The equation of the plane bisecting the acute angle between the planes $$x - y + z - 1 = 0$$    and $$x + y + z = 2$$   is :

Solution :
Rewriting the equations
$$\eqalign{ & - x + y - z + 1 = 0 \cr & - x - y - z + 2 = 0 \cr & {\text{Here, }}{d_1} = 1 > 0,\,{d_2} = 2 > 0{\text{ and}} \cr & {a_1}{a_2} + {b_1}{b_2} + {c_1}{c_2} = \left( { - 1} \right)\left( { - 1} \right) + 1\left( { - 1} \right) + \left( { - 1} \right)\left( { - 1} \right) = 1 > 0 \cr} $$
$$\therefore $$  the bisector of the angle containing the origin is not the bisector of the acute angle.

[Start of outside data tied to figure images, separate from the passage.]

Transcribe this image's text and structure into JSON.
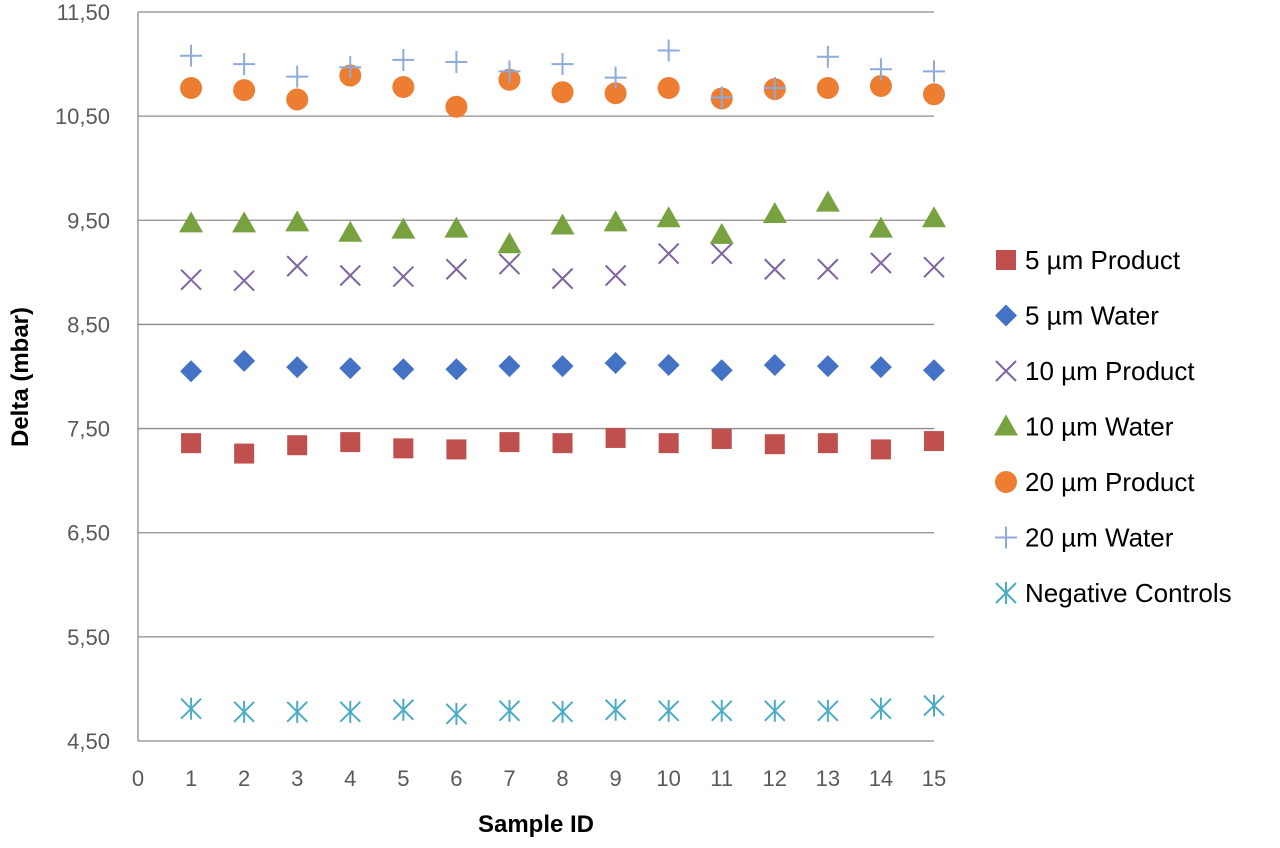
{
  "chart_data": {
    "type": "scatter",
    "title": "",
    "xlabel": "Sample ID",
    "ylabel": "Delta (mbar)",
    "xlim": [
      0,
      15
    ],
    "ylim": [
      4.5,
      11.5
    ],
    "x_ticks": [
      0,
      1,
      2,
      3,
      4,
      5,
      6,
      7,
      8,
      9,
      10,
      11,
      12,
      13,
      14,
      15
    ],
    "x_tick_labels": [
      "0",
      "1",
      "2",
      "3",
      "4",
      "5",
      "6",
      "7",
      "8",
      "9",
      "10",
      "11",
      "12",
      "13",
      "14",
      "15"
    ],
    "y_ticks": [
      4.5,
      5.5,
      6.5,
      7.5,
      8.5,
      9.5,
      10.5,
      11.5
    ],
    "y_tick_labels": [
      "4,50",
      "5,50",
      "6,50",
      "7,50",
      "8,50",
      "9,50",
      "10,50",
      "11,50"
    ],
    "grid": "horizontal",
    "legend_position": "right",
    "x": [
      1,
      2,
      3,
      4,
      5,
      6,
      7,
      8,
      9,
      10,
      11,
      12,
      13,
      14,
      15
    ],
    "series": [
      {
        "name": "5 µm Product",
        "marker": "square",
        "color": "#c0504d",
        "values": [
          7.36,
          7.26,
          7.34,
          7.37,
          7.31,
          7.3,
          7.37,
          7.36,
          7.41,
          7.36,
          7.4,
          7.35,
          7.36,
          7.3,
          7.38
        ]
      },
      {
        "name": "5 µm Water",
        "marker": "diamond",
        "color": "#4472c4",
        "values": [
          8.05,
          8.15,
          8.09,
          8.08,
          8.07,
          8.07,
          8.1,
          8.1,
          8.13,
          8.11,
          8.06,
          8.11,
          8.1,
          8.09,
          8.06
        ]
      },
      {
        "name": "10 µm Product",
        "marker": "x",
        "color": "#8064a2",
        "values": [
          8.93,
          8.92,
          9.06,
          8.97,
          8.96,
          9.03,
          9.08,
          8.94,
          8.97,
          9.18,
          9.18,
          9.03,
          9.03,
          9.09,
          9.05
        ]
      },
      {
        "name": "10 µm Water",
        "marker": "triangle",
        "color": "#77a23f",
        "values": [
          9.47,
          9.47,
          9.48,
          9.38,
          9.41,
          9.42,
          9.27,
          9.45,
          9.48,
          9.52,
          9.36,
          9.56,
          9.67,
          9.42,
          9.52
        ]
      },
      {
        "name": "20 µm Product",
        "marker": "circle",
        "color": "#ed7d31",
        "values": [
          10.77,
          10.75,
          10.66,
          10.89,
          10.78,
          10.59,
          10.85,
          10.73,
          10.72,
          10.77,
          10.67,
          10.76,
          10.77,
          10.79,
          10.71
        ]
      },
      {
        "name": "20 µm Water",
        "marker": "plus",
        "color": "#8faadc",
        "values": [
          11.08,
          11.0,
          10.88,
          10.97,
          11.04,
          11.02,
          10.93,
          11.0,
          10.87,
          11.13,
          10.68,
          10.77,
          11.07,
          10.95,
          10.93
        ]
      },
      {
        "name": "Negative Controls",
        "marker": "asterisk",
        "color": "#4bacc6",
        "values": [
          4.81,
          4.78,
          4.78,
          4.78,
          4.8,
          4.76,
          4.79,
          4.78,
          4.8,
          4.79,
          4.79,
          4.79,
          4.79,
          4.81,
          4.84
        ]
      }
    ]
  }
}
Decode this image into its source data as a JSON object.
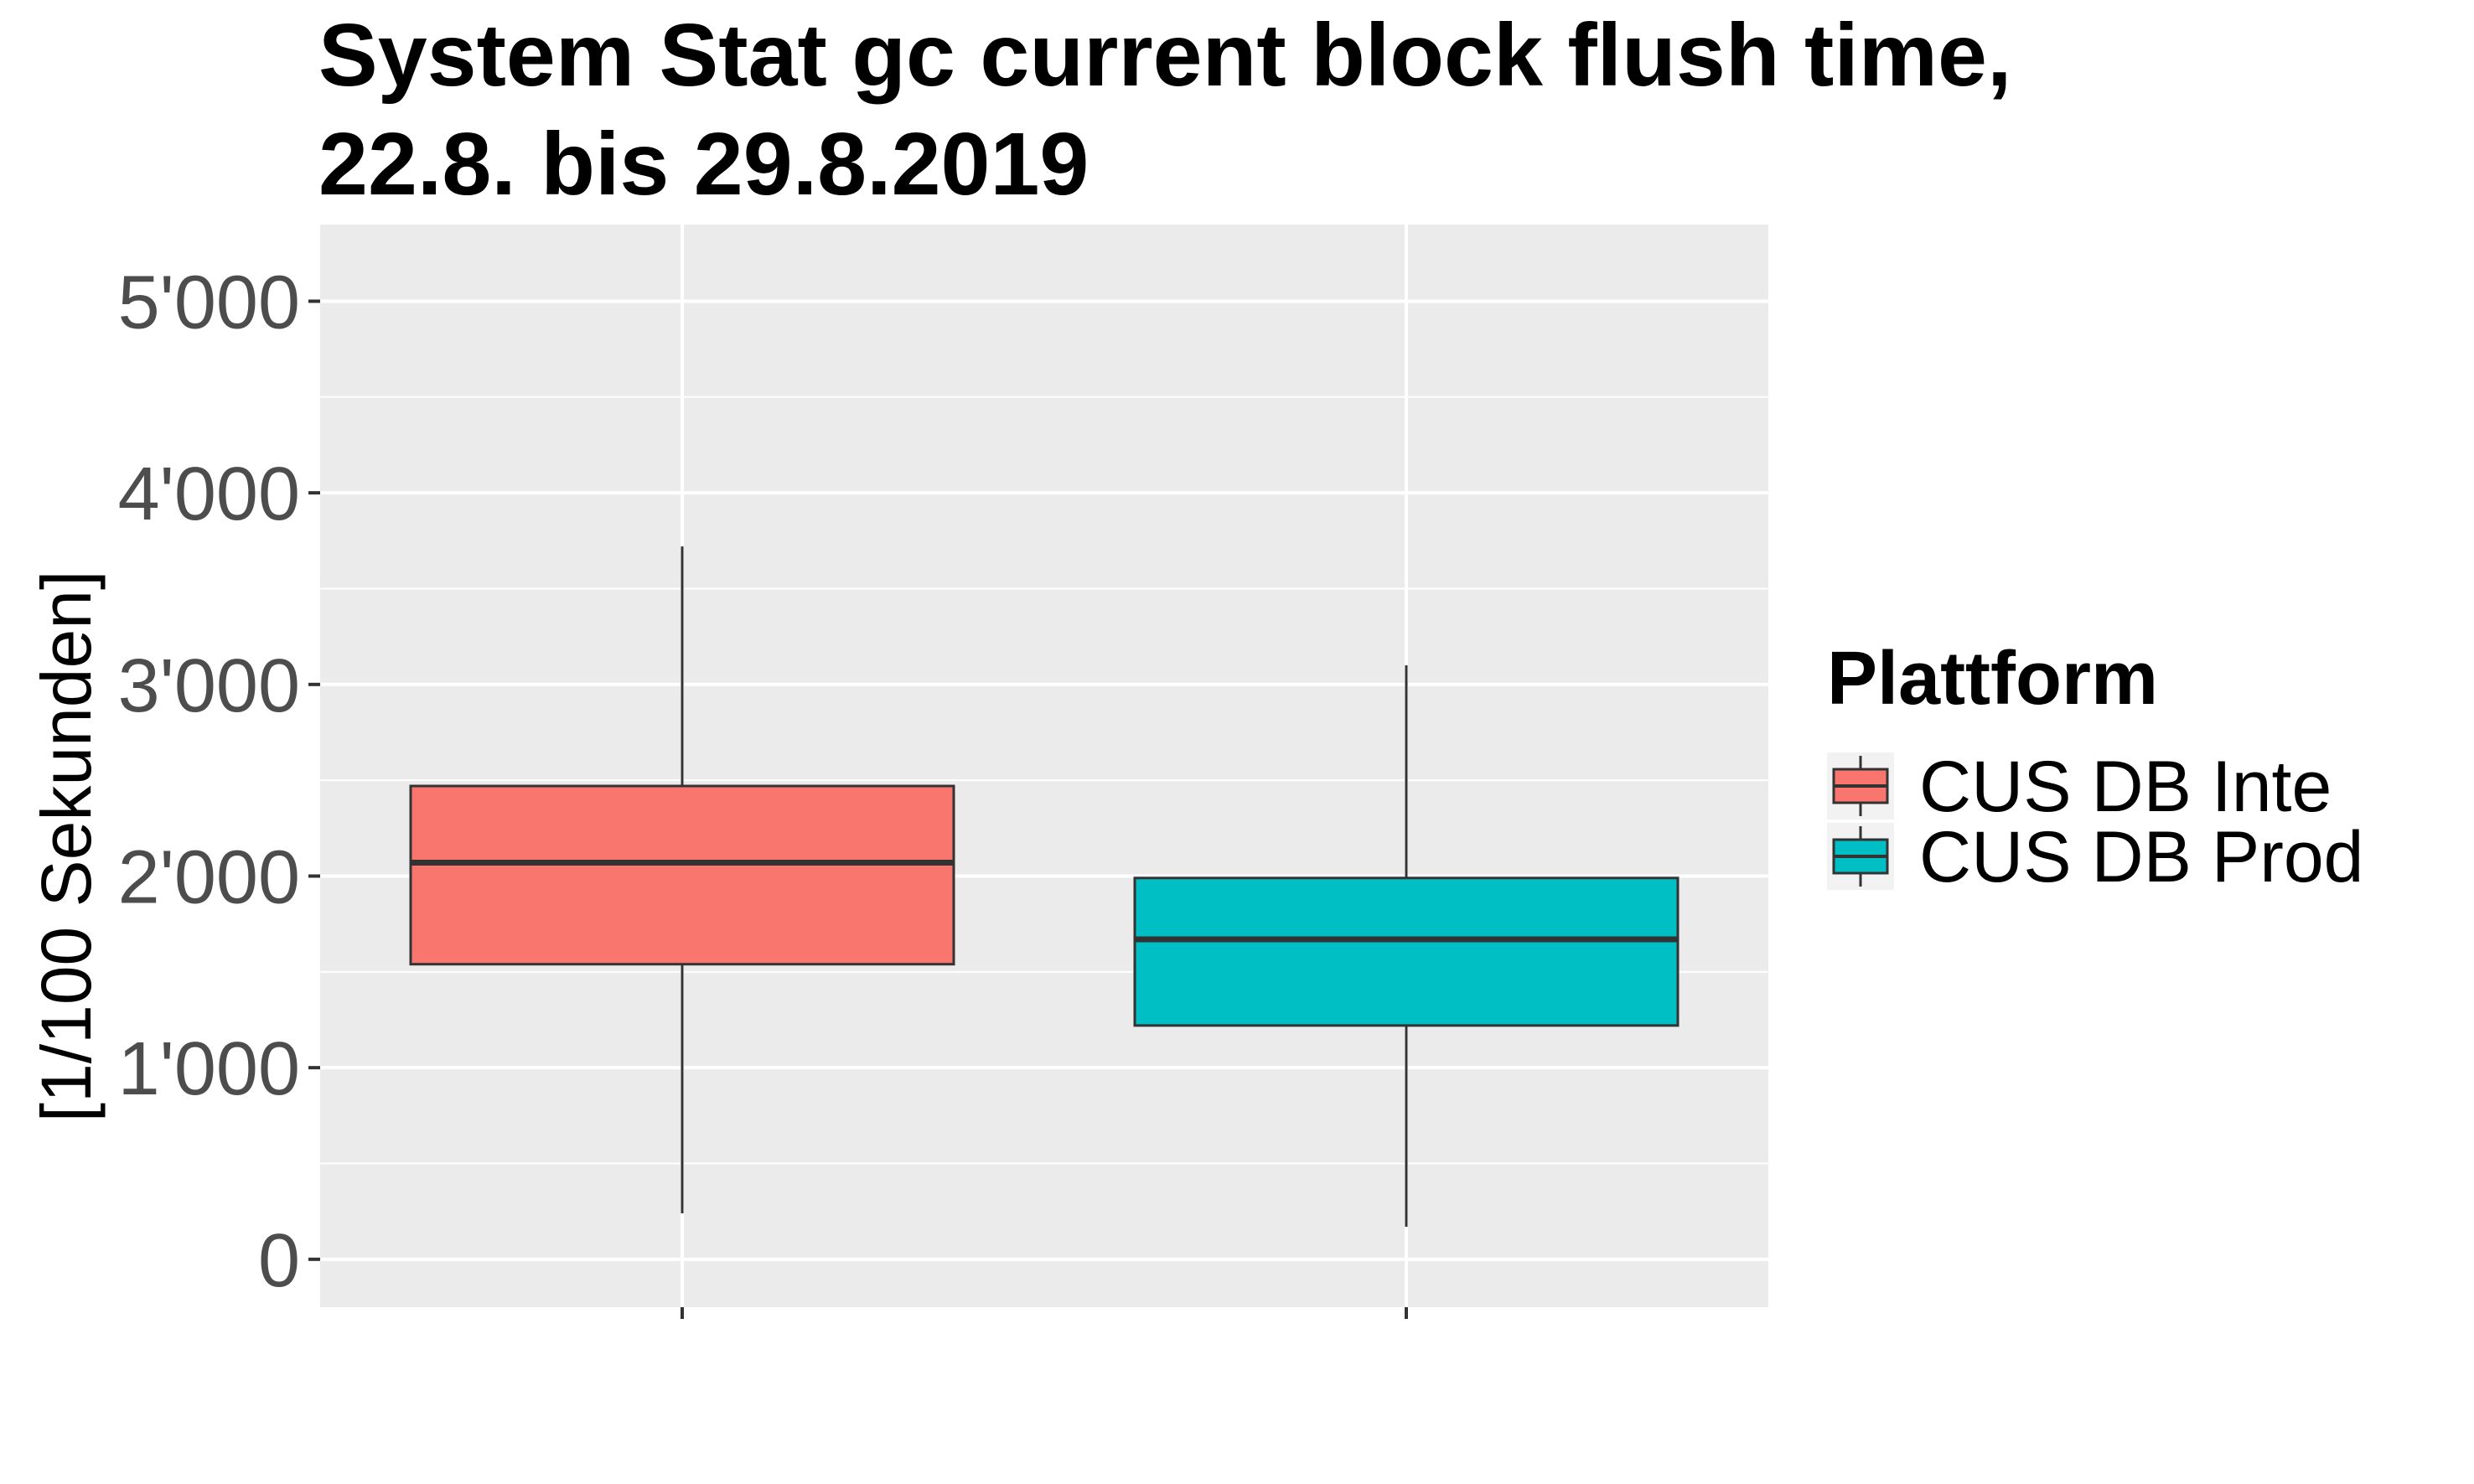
{
  "chart_data": {
    "type": "boxplot",
    "title_line1": "System Stat gc current block flush time,",
    "title_line2": "22.8. bis 29.8.2019",
    "xlabel": "",
    "ylabel": "[1/100 Sekunden]",
    "ylim": [
      -250,
      5400
    ],
    "yticks": [
      0,
      1000,
      2000,
      3000,
      4000,
      5000
    ],
    "ytick_labels": [
      "0",
      "1'000",
      "2'000",
      "3'000",
      "4'000",
      "5'000"
    ],
    "grid": true,
    "legend": {
      "title": "Plattform",
      "position": "right",
      "labels": [
        "CUS DB Inte",
        "CUS DB Prod"
      ]
    },
    "series": [
      {
        "name": "CUS DB Inte",
        "color": "#F8766D",
        "min": 240,
        "q1": 1540,
        "median": 2070,
        "q3": 2470,
        "max": 3720
      },
      {
        "name": "CUS DB Prod",
        "color": "#00BFC4",
        "min": 170,
        "q1": 1220,
        "median": 1670,
        "q3": 1990,
        "max": 3100
      }
    ],
    "colors": {
      "panel": "#EBEBEB",
      "grid": "#FFFFFF",
      "outline": "#333333",
      "whisker": "#333333"
    }
  }
}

$$\therefore $$  the required bisector has the equation $$\frac{{ - x + y - z + 1}}{{\sqrt {{{\left( { - 1} \right)}^2} + {1^2} + {{\left( { - 1} \right)}^2}} }} = - \frac{{ - x - y - z + 2}}{{\sqrt {{{\left( { - 1} \right)}^2} + {{\left( { - 1} \right)}^2} + {{\left( { - 1} \right)}^2}} }}.$$